When the disciples heard this, they fell to the ground and
were overcome by fear. But Jesus came and touched them, saying, “Get up and
do not be afraid.” And when they looked up, they saw no one except Jesus
himself alone. That’s when he tells them to tell no one until he rises from the
dead. They remember he had said this six days earlier, but they could not
comprehend at all what he was talking about. No doubt they were too afraid to
ask if Elijah and Moses had actually been there. Was he really shining like the
Sun? Remember, they said, when Moses came down from Sinai his face shown so
brightly they had to put a veil over his face lest he blind the people who had
already blinded themselves by worshipping a golden calf.
It is said that Saint Clare of Assisi, an early follower of
Saint Francis, would come from prayer with her face so shining it would dazzle
everyone around her! Her enclosed order of women was almost unthinkable at the
time, although soon throughout Europe other women were doing the same. Some,
like Agnes of Prague, daughter of King Ottokar I of Bohemia, sister of Wenceslaus
I of Bohemia, formed such a community and wrote to Clare for advice. Clare
urged Agnes, and all others, to spend time daily before the Cross of Christ;
that it is the mirror in which we can see ourselves for who we truly are. In
her fourth letter to Agnes, Clare writes: “Place your mind before the mirror
of eternity! Place your soul in the brilliance of glory! Place your heart in
the figure of the divine substance! And transform your whole being into the
image of the Godhead itself through contemplation! So that you too may feel
what His friends feel as they taste the hidden sweetness which God Himself has
reserved from the beginning for those who love Him.”

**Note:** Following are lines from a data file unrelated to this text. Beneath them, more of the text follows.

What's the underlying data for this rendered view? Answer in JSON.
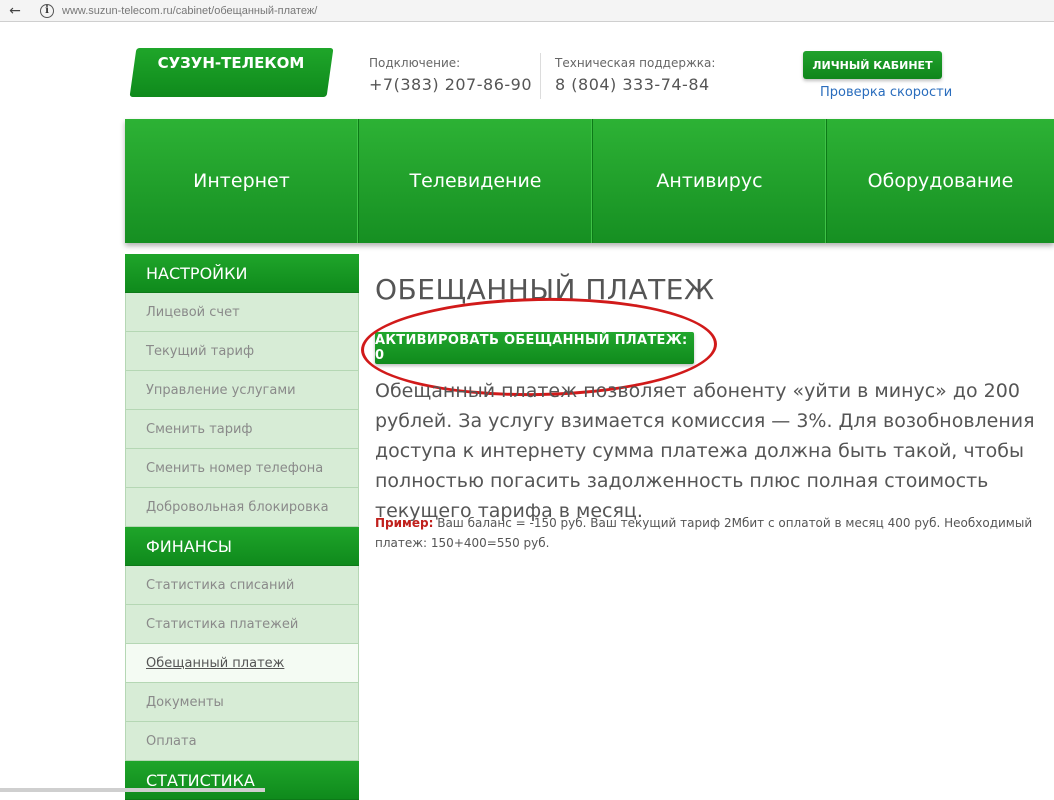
{
  "browser": {
    "back_glyph": "←",
    "info_glyph": "i",
    "url": "www.suzun-telecom.ru/cabinet/обещанный-платеж/"
  },
  "header": {
    "logo_text": "СУЗУН-ТЕЛЕКОМ",
    "contacts": [
      {
        "label": "Подключение:",
        "phone": "+7(383) 207-86-90"
      },
      {
        "label": "Техническая поддержка:",
        "phone": "8 (804) 333-74-84"
      }
    ],
    "cabinet_button": "ЛИЧНЫЙ КАБИНЕТ",
    "speed_link": "Проверка скорости"
  },
  "nav": {
    "items": [
      "Интернет",
      "Телевидение",
      "Антивирус",
      "Оборудование"
    ]
  },
  "sidebar": {
    "sections": [
      {
        "title": "НАСТРОЙКИ",
        "items": [
          "Лицевой счет",
          "Текущий тариф",
          "Управление услугами",
          "Сменить тариф",
          "Сменить номер телефона",
          "Добровольная блокировка"
        ]
      },
      {
        "title": "ФИНАНСЫ",
        "items": [
          "Статистика списаний",
          "Статистика платежей",
          "Обещанный платеж",
          "Документы",
          "Оплата"
        ]
      },
      {
        "title": "СТАТИСТИКА",
        "items": []
      }
    ],
    "active_item": "Обещанный платеж"
  },
  "main": {
    "title": "ОБЕЩАННЫЙ ПЛАТЕЖ",
    "activate_button": "АКТИВИРОВАТЬ ОБЕЩАННЫЙ ПЛАТЕЖ: 0",
    "description": "Обещанный платеж позволяет абоненту «уйти в минус» до 200 рублей. За услугу взимается комиссия — 3%.  Для возобновления доступа к интернету сумма платежа должна быть такой, чтобы полностью погасить задолженность плюс полная стоимость текущего тарифа в месяц.",
    "example_label": "Пример:",
    "example_text": "Ваш баланс = -150 руб. Ваш текущий тариф 2Мбит с оплатой в месяц 400 руб. Необходимый платеж:  150+400=550 руб."
  },
  "colors": {
    "brand_green": "#1a9a26",
    "annotation_red": "#d11a1a",
    "link_blue": "#2a6dbd"
  }
}
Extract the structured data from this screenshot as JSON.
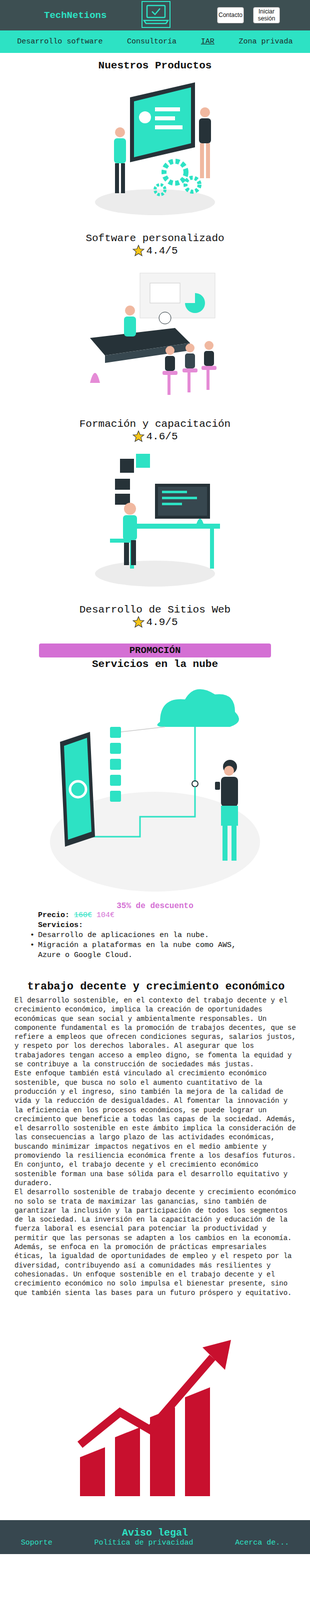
{
  "header": {
    "logo": "TechNetions",
    "buttons": [
      "Contacto",
      "Iniciar sesión"
    ]
  },
  "nav": [
    {
      "label": "Desarrollo software",
      "selected": false
    },
    {
      "label": "Consultoría",
      "selected": false
    },
    {
      "label": "IAR",
      "selected": true
    },
    {
      "label": "Zona privada",
      "selected": false
    }
  ],
  "products": {
    "title": "Nuestros Productos",
    "items": [
      {
        "name": "Software personalizado",
        "rating": "4.4/5",
        "kind": "software"
      },
      {
        "name": "Formación y capacitación",
        "rating": "4.6/5",
        "kind": "training"
      },
      {
        "name": "Desarrollo de Sitios Web",
        "rating": "4.9/5",
        "kind": "web"
      }
    ]
  },
  "promotion": {
    "badge": "PROMOCIÓN",
    "title": "Servicios en la nube",
    "discount": "35% de descuento",
    "price_label": "Precio:",
    "old_price": "160€",
    "new_price": "104€",
    "services_label": "Servicios:",
    "services": [
      "Desarrollo de aplicaciones en la nube.",
      "Migración a plataformas en la nube como AWS, Azure o Google Cloud."
    ]
  },
  "article": {
    "title": "trabajo decente y crecimiento económico",
    "paragraphs": [
      "El desarrollo sostenible, en el contexto del trabajo decente y el crecimiento económico, implica la creación de oportunidades económicas que sean social y ambientalmente responsables. Un componente fundamental es la promoción de trabajos decentes, que se refiere a empleos que ofrecen condiciones seguras, salarios justos, y respeto por los derechos laborales. Al asegurar que los trabajadores tengan acceso a empleo digno, se fomenta la equidad y se contribuye a la construcción de sociedades más justas.",
      "Este enfoque también está vinculado al crecimiento económico sostenible, que busca no solo el aumento cuantitativo de la producción y el ingreso, sino también la mejora de la calidad de vida y la reducción de desigualdades. Al fomentar la innovación y la eficiencia en los procesos económicos, se puede lograr un crecimiento que beneficie a todas las capas de la sociedad. Además, el desarrollo sostenible en este ámbito implica la consideración de las consecuencias a largo plazo de las actividades económicas, buscando minimizar impactos negativos en el medio ambiente y promoviendo la resiliencia económica frente a los desafíos futuros. En conjunto, el trabajo decente y el crecimiento económico sostenible forman una base sólida para el desarrollo equitativo y duradero.",
      "El desarrollo sostenible de trabajo decente y crecimiento económico no solo se trata de maximizar las ganancias, sino también de garantizar la inclusión y la participación de todos los segmentos de la sociedad. La inversión en la capacitación y educación de la fuerza laboral es esencial para potenciar la productividad y permitir que las personas se adapten a los cambios en la economía. Además, se enfoca en la promoción de prácticas empresariales éticas, la igualdad de oportunidades de empleo y el respeto por la diversidad, contribuyendo así a comunidades más resilientes y cohesionadas. Un enfoque sostenible en el trabajo decente y el crecimiento económico no solo impulsa el bienestar presente, sino que también sienta las bases para un futuro próspero y equitativo."
    ]
  },
  "footer": {
    "title": "Aviso legal",
    "links": [
      "Soporte",
      "Política de privacidad",
      "Acerca de..."
    ]
  }
}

I read this and re-read this letter to Agnes and imagine
Agnes, like Clare, emerging from her time before the mirror of the Cross with
her face shining, dazzling with the love of Christ, God’s own Beloved. Several
days a week I stand before a statue of Clare holding a cross which frames a
mirror with Christ’s face at the center, a tear seeming to fall from his right eye
as he meets my gaze. I pray for Ukraine. I pray for Michigan State University.
I pray for Rock Spring Parish. I pray for our country; the country I love; the
country for which my father fought against the rise of the White Supremacy of
the Nazi regime.
If one looks at the mirror in Clare’s hands at just the
right angle, one can see the Saint Francis Cross hanging over the altar at the
other end of the chapel at the Shrine of Saint Anthony of Padua in Ellicott
City. The cross that Francis from which Jesus asked him “to repair my
church.” It is impossible to describe
what it is like to see these two crosses, one reflected in the other, while at
the same time experiencing the divine presence burning in the candles that
surround Clare on both sides. Feeling what his friends must have felt that day
upon the mountaintop.
There are people who will doubt that any of this really
happened: Elijah rising in his chariot of fire; Moses’s face shining so
brightly it needed to be veiled; Jesus shining like the Sun, his clothes
dazzling bright; Clare’s face shining like her transfigured Lord; Agnes giving
up a life of a princess to live a life of poverty, prayer and contemplation;
Francis hearing Christ speak to him from the cross; we, with his friends,
feeling touched by Jesus who says, “Do not fear, do not be afraid.” We
have forty days ahead of us to contemplate just what we think of these stories,
and perhaps, if we are lucky, we too will have similar experiences of God’s
love and know, really know deep down inside, that we too truly are God’s
Beloved. To place our minds before the mirror of eternity. To place our souls
in the brilliance of glory! And to know just how good it is!